On the one hand, the Supreme Court blocked an appellate court order to implement Wisconsin’s restrictive voter ID law a mere four weeks before Election Day. With 300,000 registered Wisconsin voters lacking the type of identification suddenly required to cast a ballot (voters who are disproportionately African-American and Latino), there wasn’t enough time to educate the public about this new requirement, nor to get ID cards to the many voters who needed them. To prevent the immediate disenfranchisement of hundreds of thousands of Wisconsin citizens, the Supreme Court was correct in halting the state’s voter ID requirement.
RELATED: Supreme Court OKs strict North Carolina voting law for midterms
Yet also this month, the Supreme Court stopped a lower court mandate to halt two key parts of North Carolina’s voter suppression law, a discriminatory measure that is widely recognized as the nation’s worst. After the Fourth Circuit Court of Appeals ordered North Carolina to make same-day registration and out-of-precinct voting available this November, the Supreme Court reversed it. Now voters will no longer be able to use these procedures, which tens of thousands of North Carolinians, especially African-American voters, had relied on for many years.

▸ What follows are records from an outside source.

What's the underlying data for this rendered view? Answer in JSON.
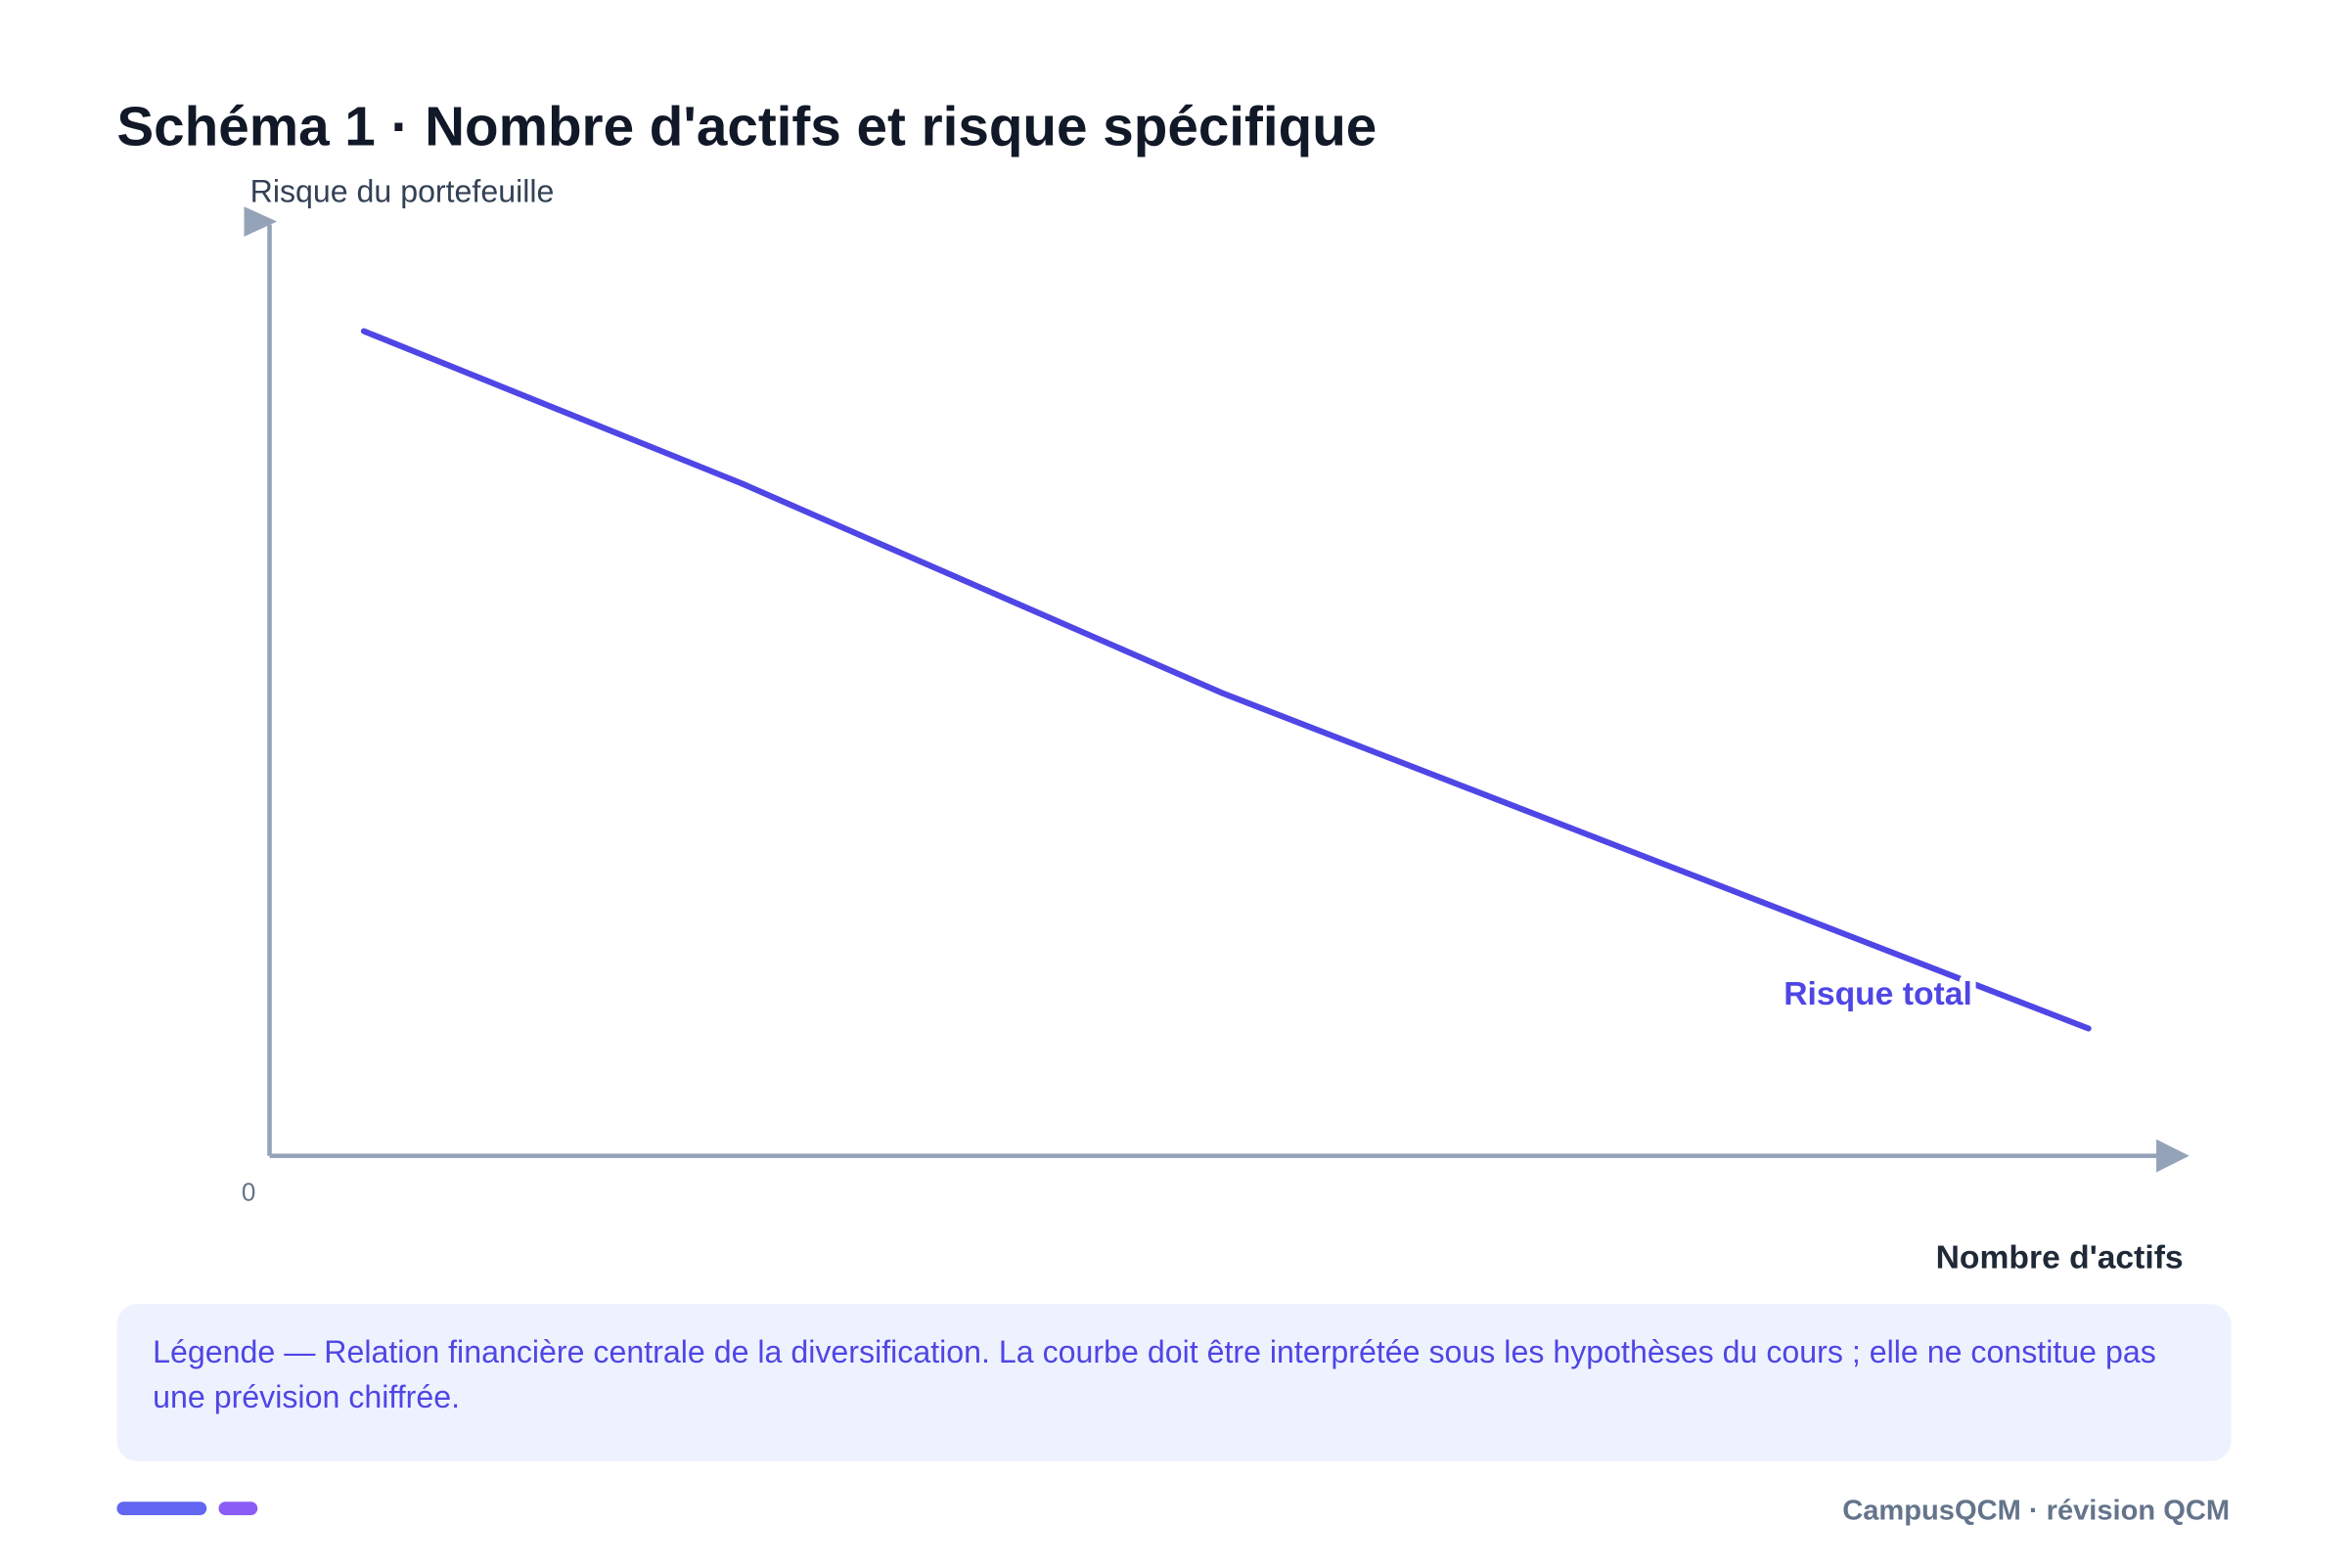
{
  "chart_data": {
    "type": "line",
    "title": "Schéma 1 · Nombre d'actifs et risque spécifique",
    "ylabel": "Risque du portefeuille",
    "xlabel": "Nombre d'actifs",
    "x": [
      5,
      25,
      50.5,
      96.4
    ],
    "series": [
      {
        "name": "Risque total",
        "color": "#4f46e5",
        "values": [
          90,
          73.4,
          50.5,
          13.9
        ]
      }
    ],
    "xlim": [
      0,
      100
    ],
    "ylim": [
      0,
      100
    ],
    "yticks": [
      0
    ],
    "grid": false
  },
  "caption": "Légende — Relation financière centrale de la diversification. La courbe doit être interprétée sous les hypothèses du cours ; elle ne constitue pas une prévision chiffrée.",
  "footer": "CampusQCM · révision QCM"
}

This retraction of same-day registration and out-of-precinct voting violates Section 2 of the VRA, and, unfortunately will cause irreparable harm to North Carolina’s African-American voters this November and beyond.
It’s important to note that the VRA was passed in 1965 not only to ban extreme acts that deny the vote to people of color, such as literally shutting the door in the faces of black voters or attacking them with police batons. It also made it illegal to abridge the vote, through changes like moving polling places without informing voters, or requiring poll taxes. These more-subtle-but-still-harmful tweaks are precisely what threaten the rights of voters in North Carolina today.
Passed just six weeks after the Shelby ruling – which allowed states with the most egregious histories of discrimination to immediately enact any and all voting restrictions – North Carolina’s far-reaching law, H.B. 589, stops at nothing to limit access to the ballot. In addition to eliminating same-day voter registration and prohibiting out-of-precinct ballots from being counted, the measure shortens the early voting period by a week, gets rid of a successful pre-registration program for 16- and 17-year-olds, forbids counties from extending poll hours by one hour on Election Day in extraordinary circumstances (such as in response to long lines), expands the ability for poll observers to challenge voters, and implements a strict photo ID requirement.